Marco Bucci, sindaco di Genova, ha 64 anni ed è il candidato alla presidenza della Regione Liguria per il centrodestra. Le elezioni si terranno domenica e lunedì e il sindaco è pronto a battersi.
Come sta, signor sindaco?
«Molto bene, sono molto carico. Ho addosso una quantità di adrenalina che potrei venderla».
L'hanno attaccata in modo volgare usando il suo tumore come una clava politica.
«Che devo dirle? Mi sembra un metodo non accettabile. Comunque voglio rassicurare tutti. Non ho nessuna intenzione di morire. Sto facendo le cure che devo fare e sono sicuro di poter portare a termine il mio mandato, se gli elettori me lo daranno».
Come sta vivendo questa malattia? Ha paura?
«Affatto. È una battaglia e la conduco con saggezza e con le mie forze, che sono piuttosto grandi».
È stata una campagna elettorale faticosa?
«Sì. Un lavoro pazzesco. Pensi che in queste settimane ho perso sette chili: sono un figurino»
Davvero?
«Mia moglie mi dice così. Vede, ci sono molti aspetti positivi nelle campagne elettorali»
Quindi le ha migliorato la vita...
«Si, lo ho detto anche ai medici: prescrivete ai vostri pazienti delle campagne elettorali»
Quanto ha contato in questo momento la famiglia?
«La mia è importantissima. Lo è sempre stata. Le cose noi le facciamo insieme. Mi ricordo che un giorno, 30 anni fa, dissi a mia moglie: andiamo in America? Avevamo due figli piccoli piccoli. Lei fu entusiasta. Prendemmo i bagagli e tutti in America. Insieme».
Lei che papà è?
«Un ottimo marito e un grandissimo padre».
Addirittura?
«Beh, ora mi hanno sentito i miei familiari e stanno ridendo tutti Ridete, ridete, ma voi siete orgogliosi di vostro padre!»
Lei pensa che un leader politico deve essere anche un esempio?

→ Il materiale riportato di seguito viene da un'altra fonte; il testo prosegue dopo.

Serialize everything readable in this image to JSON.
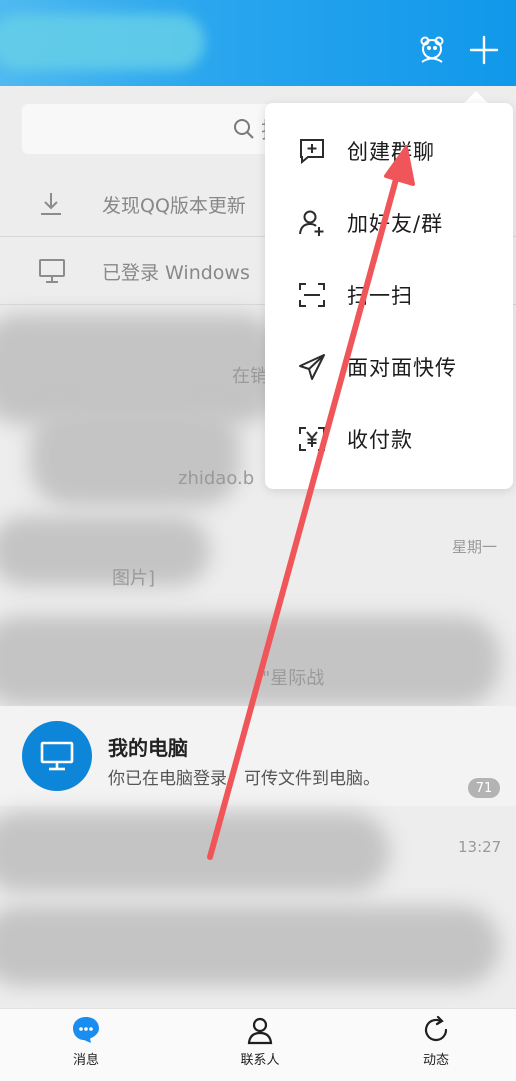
{
  "search": {
    "placeholder_text": "搜"
  },
  "notices": [
    {
      "label": "发现QQ版本更新"
    },
    {
      "label": "已登录 Windows"
    }
  ],
  "chats": {
    "snippet_1": "在销",
    "snippet_2": "zhidao.b",
    "time_1": "星期一",
    "snippet_3": "图片]",
    "snippet_4": "\"星际战",
    "my_pc": {
      "title": "我的电脑",
      "subtitle": "你已在电脑登录，可传文件到电脑。"
    },
    "time_2": "13:27",
    "unread_badge": "71"
  },
  "menu": {
    "items": [
      {
        "label": "创建群聊",
        "icon": "create-group-icon"
      },
      {
        "label": "加好友/群",
        "icon": "add-friend-icon"
      },
      {
        "label": "扫一扫",
        "icon": "scan-icon"
      },
      {
        "label": "面对面快传",
        "icon": "paper-plane-icon"
      },
      {
        "label": "收付款",
        "icon": "payment-icon"
      }
    ]
  },
  "tabs": [
    {
      "label": "消息",
      "icon": "chat-bubble-icon",
      "active": true
    },
    {
      "label": "联系人",
      "icon": "contacts-icon",
      "active": false
    },
    {
      "label": "动态",
      "icon": "refresh-icon",
      "active": false
    }
  ],
  "colors": {
    "accent": "#1098ea",
    "annotation_arrow": "#f0555a",
    "active_tab": "#1a8ef0"
  }
}
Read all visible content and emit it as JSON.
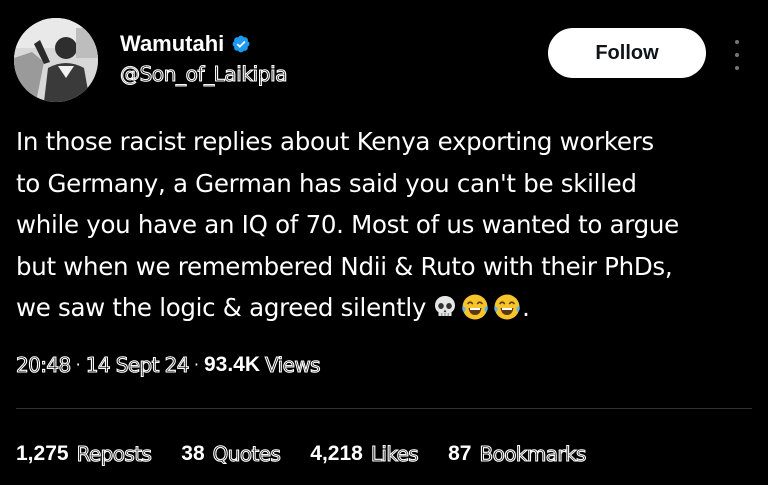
{
  "author": {
    "display_name": "Wamutahi",
    "handle": "@Son_of_Laikipia",
    "verified": true,
    "verified_color": "#1d9bf0"
  },
  "follow_label": "Follow",
  "tweet": {
    "lines": [
      "In those racist replies about Kenya exporting workers",
      "to Germany, a German has said you can't be skilled",
      "while you have an IQ of 70. Most of us wanted to argue",
      "but when we remembered Ndii & Ruto with their PhDs,",
      "we saw the logic & agreed silently"
    ],
    "emojis": [
      "skull",
      "face-with-tears-of-joy",
      "face-with-tears-of-joy"
    ],
    "trailing_text": "."
  },
  "meta": {
    "time": "20:48",
    "date": "14 Sept 24",
    "views_count": "93.4K",
    "views_label": "Views"
  },
  "stats": [
    {
      "count": "1,275",
      "label": "Reposts"
    },
    {
      "count": "38",
      "label": "Quotes"
    },
    {
      "count": "4,218",
      "label": "Likes"
    },
    {
      "count": "87",
      "label": "Bookmarks"
    }
  ]
}
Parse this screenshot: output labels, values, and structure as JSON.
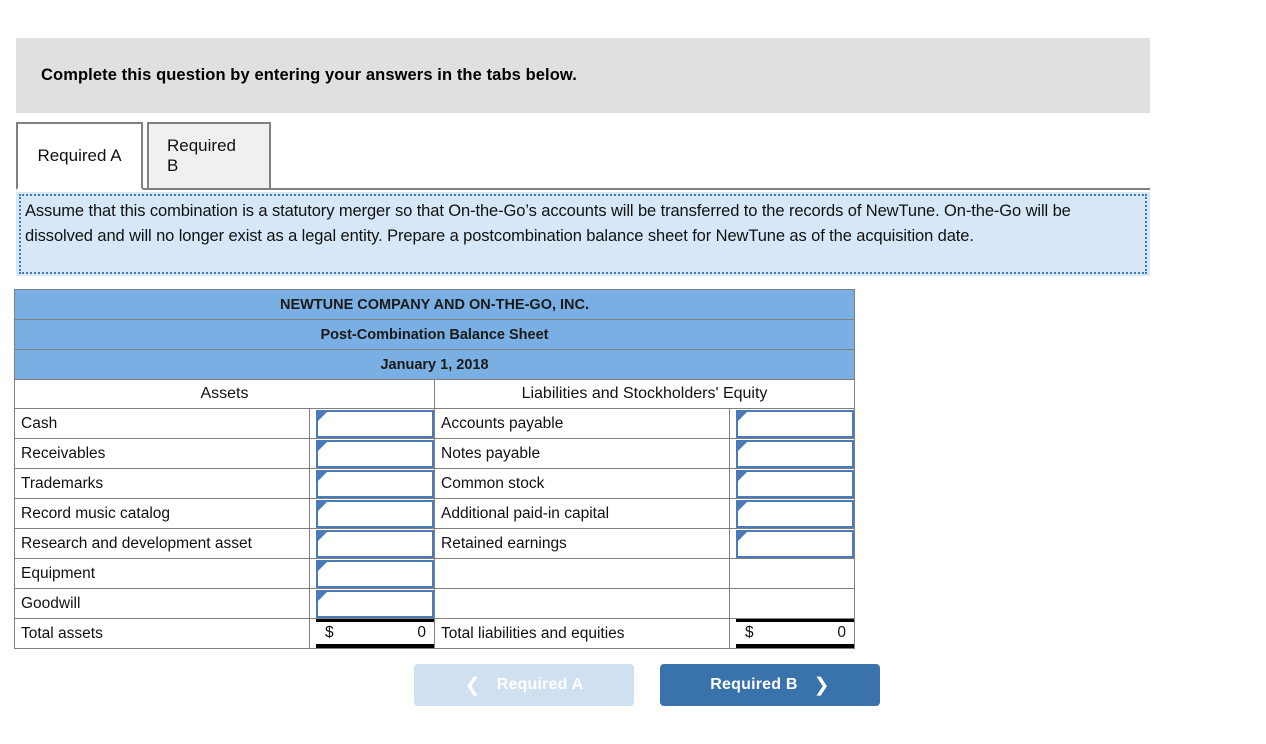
{
  "banner": {
    "text": "Complete this question by entering your answers in the tabs below."
  },
  "tabs": [
    {
      "label": "Required A",
      "active": true
    },
    {
      "label": "Required B",
      "active": false
    }
  ],
  "prompt": {
    "text": "Assume that this combination is a statutory merger so that On-the-Go’s accounts will be transferred to the records of NewTune. On-the-Go will be dissolved and will no longer exist as a legal entity. Prepare a postcombination balance sheet for NewTune as of the acquisition date."
  },
  "sheet": {
    "title_line_1": "NEWTUNE COMPANY AND ON-THE-GO, INC.",
    "title_line_2": "Post-Combination Balance Sheet",
    "title_line_3": "January 1, 2018",
    "section_assets": "Assets",
    "section_liabilities": "Liabilities and Stockholders' Equity",
    "rows": [
      {
        "asset": "Cash",
        "asset_value": "",
        "liability": "Accounts payable",
        "liability_value": ""
      },
      {
        "asset": "Receivables",
        "asset_value": "",
        "liability": "Notes payable",
        "liability_value": ""
      },
      {
        "asset": "Trademarks",
        "asset_value": "",
        "liability": "Common stock",
        "liability_value": ""
      },
      {
        "asset": "Record music catalog",
        "asset_value": "",
        "liability": "Additional paid-in capital",
        "liability_value": ""
      },
      {
        "asset": "Research and development asset",
        "asset_value": "",
        "liability": "Retained earnings",
        "liability_value": ""
      },
      {
        "asset": "Equipment",
        "asset_value": "",
        "liability": "",
        "liability_value": null
      },
      {
        "asset": "Goodwill",
        "asset_value": "",
        "liability": "",
        "liability_value": null
      }
    ],
    "total_assets_label": "Total assets",
    "total_assets_currency": "$",
    "total_assets_value": "0",
    "total_liabilities_label": "Total liabilities and equities",
    "total_liabilities_currency": "$",
    "total_liabilities_value": "0"
  },
  "nav": {
    "prev_label": "Required A",
    "prev_icon": "chevron-left-icon",
    "next_label": "Required B",
    "next_icon": "chevron-right-icon"
  },
  "colors": {
    "header_blue": "#7aafe3",
    "prompt_blue": "#d6e8f7",
    "banner_gray": "#e0e0e0",
    "input_border": "#4a7ab8",
    "next_button": "#3a72ab",
    "prev_button": "#cfe0f0"
  }
}
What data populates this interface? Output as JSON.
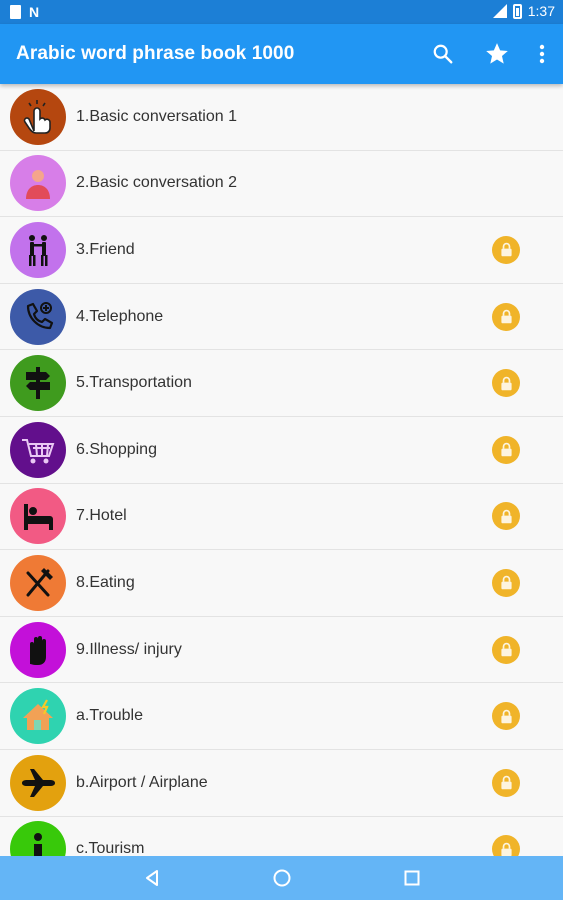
{
  "status_bar": {
    "time": "1:37"
  },
  "app_bar": {
    "title": "Arabic word phrase book 1000",
    "actions": [
      "search-icon",
      "star-icon",
      "more-vert-icon"
    ]
  },
  "colors": {
    "primary": "#2196f3",
    "status": "#1c7fd6",
    "nav": "#64b5f6",
    "lock": "#f0b429"
  },
  "list": {
    "items": [
      {
        "label": "1.Basic conversation 1",
        "icon": "pointing-hand-icon",
        "color": "#b5470f",
        "locked": false
      },
      {
        "label": "2.Basic conversation 2",
        "icon": "person-icon",
        "color": "#d77ee8",
        "locked": false
      },
      {
        "label": "3.Friend",
        "icon": "friends-icon",
        "color": "#c272ec",
        "locked": true
      },
      {
        "label": "4.Telephone",
        "icon": "telephone-icon",
        "color": "#3d5aa8",
        "locked": true
      },
      {
        "label": "5.Transportation",
        "icon": "signpost-icon",
        "color": "#3f9b1e",
        "locked": true
      },
      {
        "label": "6.Shopping",
        "icon": "shopping-cart-icon",
        "color": "#620f8c",
        "locked": true
      },
      {
        "label": "7.Hotel",
        "icon": "bed-icon",
        "color": "#f25a84",
        "locked": true
      },
      {
        "label": "8.Eating",
        "icon": "fork-knife-icon",
        "color": "#ef7a35",
        "locked": true
      },
      {
        "label": "9.Illness/ injury",
        "icon": "hand-icon",
        "color": "#c310d9",
        "locked": true
      },
      {
        "label": "a.Trouble",
        "icon": "house-icon",
        "color": "#2fd3b0",
        "locked": true
      },
      {
        "label": "b.Airport / Airplane",
        "icon": "airplane-icon",
        "color": "#e3a10e",
        "locked": true
      },
      {
        "label": "c.Tourism",
        "icon": "info-icon",
        "color": "#38c90a",
        "locked": true
      }
    ]
  },
  "nav_bar": {
    "buttons": [
      "back-icon",
      "home-icon",
      "recents-icon"
    ]
  }
}
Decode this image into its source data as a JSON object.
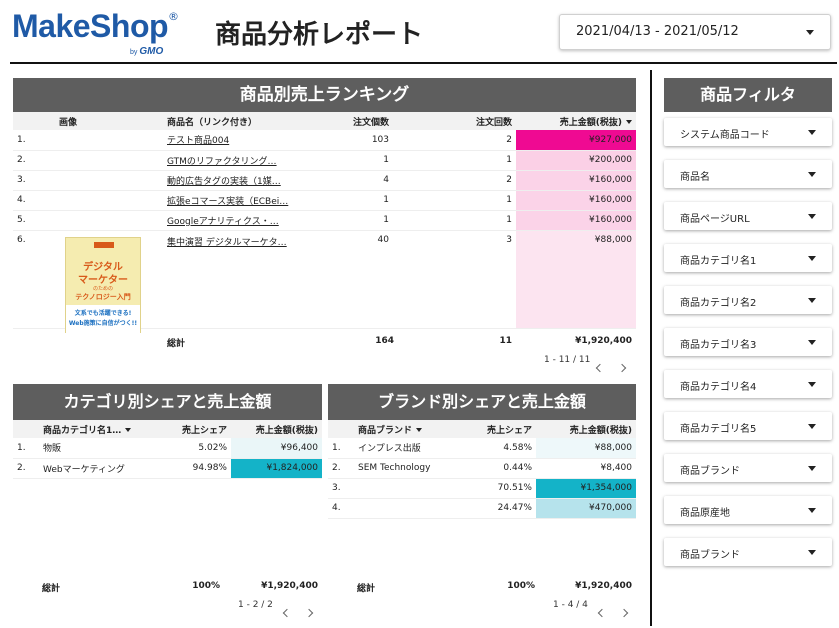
{
  "logo": {
    "brand": "MakeShop",
    "reg": "®",
    "by": "by",
    "gmo": "GMO"
  },
  "header": {
    "title": "商品分析レポート",
    "date_range": "2021/04/13 - 2021/05/12"
  },
  "ranking": {
    "title": "商品別売上ランキング",
    "columns": [
      "画像",
      "商品名（リンク付き）",
      "注文個数",
      "注文回数",
      "売上金額(税抜)"
    ],
    "rows": [
      {
        "rank": "1.",
        "name": "テスト商品004",
        "qty": "103",
        "orders": "2",
        "sales": "¥927,000",
        "heat": "#ef0a92"
      },
      {
        "rank": "2.",
        "name": "GTMのリファクタリング…",
        "qty": "1",
        "orders": "1",
        "sales": "¥200,000",
        "heat": "#fbd0e6"
      },
      {
        "rank": "3.",
        "name": "動的広告タグの実装（1媒…",
        "qty": "4",
        "orders": "2",
        "sales": "¥160,000",
        "heat": "#fbd3e8"
      },
      {
        "rank": "4.",
        "name": "拡張eコマース実装（ECBei…",
        "qty": "1",
        "orders": "1",
        "sales": "¥160,000",
        "heat": "#fbd3e8"
      },
      {
        "rank": "5.",
        "name": "Googleアナリティクス・…",
        "qty": "1",
        "orders": "1",
        "sales": "¥160,000",
        "heat": "#fbd3e8"
      },
      {
        "rank": "6.",
        "name": "集中演習 デジタルマーケタ…",
        "qty": "40",
        "orders": "3",
        "sales": "¥88,000",
        "heat": "#fce4f0"
      }
    ],
    "total": {
      "label": "総計",
      "qty": "164",
      "orders": "11",
      "sales": "¥1,920,400"
    },
    "pager": "1 - 11 / 11",
    "book": {
      "badge": "集中演習",
      "line1": "デジタル",
      "line2": "マーケター",
      "line3": "のための",
      "line4": "テクノロジー入門",
      "line5": "文系でも活躍できる!",
      "line6": "Web施策に自信がつく!!"
    }
  },
  "category": {
    "title": "カテゴリ別シェアと売上金額",
    "columns": [
      "商品カテゴリ名1…",
      "売上シェア",
      "売上金額(税抜)"
    ],
    "rows": [
      {
        "rank": "1.",
        "name": "物販",
        "share": "5.02%",
        "sales": "¥96,400",
        "heat": "#eaf6f8"
      },
      {
        "rank": "2.",
        "name": "Webマーケティング",
        "share": "94.98%",
        "sales": "¥1,824,000",
        "heat": "#14b3c8"
      }
    ],
    "total": {
      "label": "総計",
      "share": "100%",
      "sales": "¥1,920,400"
    },
    "pager": "1 - 2 / 2"
  },
  "brand": {
    "title": "ブランド別シェアと売上金額",
    "columns": [
      "商品ブランド",
      "売上シェア",
      "売上金額(税抜)"
    ],
    "rows": [
      {
        "rank": "1.",
        "name": "インプレス出版",
        "share": "4.58%",
        "sales": "¥88,000",
        "heat": "#eef8fa"
      },
      {
        "rank": "2.",
        "name": "SEM Technology",
        "share": "0.44%",
        "sales": "¥8,400",
        "heat": "#ffffff"
      },
      {
        "rank": "3.",
        "name": "",
        "share": "70.51%",
        "sales": "¥1,354,000",
        "heat": "#14b3c8"
      },
      {
        "rank": "4.",
        "name": "",
        "share": "24.47%",
        "sales": "¥470,000",
        "heat": "#b6e3ec"
      }
    ],
    "total": {
      "label": "総計",
      "share": "100%",
      "sales": "¥1,920,400"
    },
    "pager": "1 - 4 / 4"
  },
  "filters": {
    "title": "商品フィルタ",
    "items": [
      "システム商品コード",
      "商品名",
      "商品ページURL",
      "商品カテゴリ名1",
      "商品カテゴリ名2",
      "商品カテゴリ名3",
      "商品カテゴリ名4",
      "商品カテゴリ名5",
      "商品ブランド",
      "商品原産地",
      "商品ブランド"
    ]
  }
}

«Sì. Primo compito è quello di fare le cose che vanno fatte. E poi devi essere un esempio».
Cosa le dicono gli elettori che incontra per strada?
«Le signore sopra i 50 anni mi dicono: sindaco, pensaci tu perché altrimenti qui torniamo indietro a 20 anni fa».
Lei si definisce caparbio. È una dote?
«È una dote e può essere un esempio. Quando ero ragazzo, con gli amici, i boy scout, facemmo questo gioco: dimmi tre caratteristiche del tuo carattere».
E lei cosa ha risposto?
«Con tre T: tosto tenace e testardo».
Sandro Pertini diceva che tutti gli uomini di carattere hanno un brutto carattere. Aveva ragione?
«Totalmente ragione».
Di lei dicono che sia poco conciliante.
«Che vuol dire conciliante: fare compromessi? Allora non sono conciliante. Se invece vuol dire ascoltare le persone, valutare e poi decidere, allora sono conciliante».
Quanto di quello che è accaduto a Toti ha influenzato questa campagna?
«Una influenza minima».
Lei ha un fratello prete...
«Frate cappuccino».
Quanto conta la religione sulle sue scelte politiche?
«Io sono amministratore e lavoro per la Polis greca. Non faccio parte di partiti né di ideologie. La religione conta nei comportamenti, non nell'amministrazione».
I magistrati sono in guerra con la politica.
«No, no. La fermo subito. Io sono molto americano. Gli amministratori hanno piena fiducia nella magistratura. Per cui non è opportuno che gli amministratori commentino le cose della magistratura».
Lei agli elettori propone la sua esperienza e anche il suo modello.
«Sono una persona che ha sempre lavorato duro. Il modello è quello».
Lei è entrato in politica non giovanissimo. Cos'è per lei la politica?
«È la Polis, la città. Nient'altro. Per me è amministrare».
Da giovane era già appassionato alla politica? Per chi votava?
«Non avevo una passione politica».
Per il suo avversario Andrea Orlando ha stima?
«Oh sì, certamente. È uno che si impegna. Però non credo che sia capace di fare il presidente della regione Liguria.
Mi ha detto tutta la verità in questa intervista?
«Si, tutta e nient'altro che la verità».